Sports Diary
by Patrick O’Connor

WHO cares who won Wimbledon or the big fight in Hamburg, a far more interesting sports champion emerged last week.

Step forward Paul Beech, otherwise known as ‘Predatoe.’

Paul, from Burton on Trent, has just collected the World Toe Wrestling Championship men’s title for the seventh time.

This quirky event was held at the local pub in the Derbyshire village of Fenny Bentley.

It’s the 35th time the championships have been held and involves players locking big toes to try to force their opponent to the floor over three rounds.

They start each match competing with their right foot, then change to their left foot for the second round and if a deciding round is need, they swap back to their right.

Paul was the men’s champion whilst Lisa ‘Twinkletoes’ Shenton from Ashbourne flinched the female title.
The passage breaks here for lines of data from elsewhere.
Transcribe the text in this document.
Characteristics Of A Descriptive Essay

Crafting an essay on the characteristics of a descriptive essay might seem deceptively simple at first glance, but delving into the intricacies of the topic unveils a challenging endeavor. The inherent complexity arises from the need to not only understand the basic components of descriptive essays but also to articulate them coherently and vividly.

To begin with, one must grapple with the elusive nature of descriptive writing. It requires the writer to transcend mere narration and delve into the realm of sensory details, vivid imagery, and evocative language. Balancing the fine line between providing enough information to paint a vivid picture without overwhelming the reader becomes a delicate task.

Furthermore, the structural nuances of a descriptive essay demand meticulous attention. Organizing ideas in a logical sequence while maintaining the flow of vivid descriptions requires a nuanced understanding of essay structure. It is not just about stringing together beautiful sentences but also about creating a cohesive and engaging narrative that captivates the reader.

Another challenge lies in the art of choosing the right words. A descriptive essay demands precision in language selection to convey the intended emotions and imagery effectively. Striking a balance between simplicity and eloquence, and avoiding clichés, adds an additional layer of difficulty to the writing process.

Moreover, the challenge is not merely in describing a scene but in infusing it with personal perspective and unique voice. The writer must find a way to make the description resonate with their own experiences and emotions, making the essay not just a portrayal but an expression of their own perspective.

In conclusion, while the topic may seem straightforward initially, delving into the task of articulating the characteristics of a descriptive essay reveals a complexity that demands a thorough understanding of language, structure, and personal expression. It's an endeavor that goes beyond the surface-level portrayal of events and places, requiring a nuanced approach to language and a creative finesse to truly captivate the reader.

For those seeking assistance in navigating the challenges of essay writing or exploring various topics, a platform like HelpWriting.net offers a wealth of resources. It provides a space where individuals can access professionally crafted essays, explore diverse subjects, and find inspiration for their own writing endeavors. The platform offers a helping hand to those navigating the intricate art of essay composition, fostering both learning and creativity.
Official rules include a ban on stimulants “except alcohol” and the referee starts each round by shouting “toes away.”

Being the sad person that I am, I have survived a mainly football-free summer by tuning into Eurosport for the live coverage of the Women’s Football World Cup.

The tournament is staged in Germany and has attracted healthy crowds. The standard isn’t as high as its male counterpart but the women’s game has come a long way with technique and fitness levels exceptional.

The only downside was listening to the excuse put forward by the North Korean coach for his side’s 2-0 defeat at the hands of the United States.

Kwang Min Kim claimed that some of his team was hospitalised with electrocution after being struck by lightning in a training match several days before the game.

“When we stayed in Pyongyang during training our players were hit by lightning, and more than five of them were hospitalised,” said Kim, who did not name the affected players.

“Some stayed in hospital and then came to Germany later than the rest of us. The goalkeeper and the four defenders were most affected, and some midfielders as well. The physicians said the players were not capable of participating in the tournament.

“But World Cup football is the most important and significant event for a footballer, so they don’t want to think about anything but football.

“The fact that they played could be called abnormal, the result of very strong will.”

Yeah right.

Still on the Women’s World Cup, I have little sympathy for the England striker Eniola Aluko who described the personal criticism she received on Twitter following the 1-1 draw against Mexico as “poisonous.”

The player missed several clear-cut chances to score and told BBC Sport: “It’s sometimes difficult to understand why people don’t get behind the team – they’re so quick to jump on the bandwagon and criticise – just get behind us.

“It feels like people love the negativity – I’m not interested in people who’ve probably never kicked a ball in their lives.”

She might make life easier for herself if she didn’t bother with Twitter at all or at least whilst she’s taking part in a high profile sporting tournament. Just don’t read it dear!

Andy Murray is no doubt once again feeling the disappointment of failing to get to the final of the men’s Wimbledon tennis championship, thus dashing the hopes of an entire nation which for a fortnight every year suddenly realises that tennis is a game we compete in.

But help is on the way in the shape of a new kid on the block.

Liam Broady just failed in his attempt to become Britain’s first winner of the Wimbledon boy’s title since 1962 when he lost 2-6, 6-4, 6-2 to Australian Luke Saville in the final.

Murray will no doubt be desperately hoping that in two or three years time Broady will be alongside him in the rankings to take some pressure off his shoulders.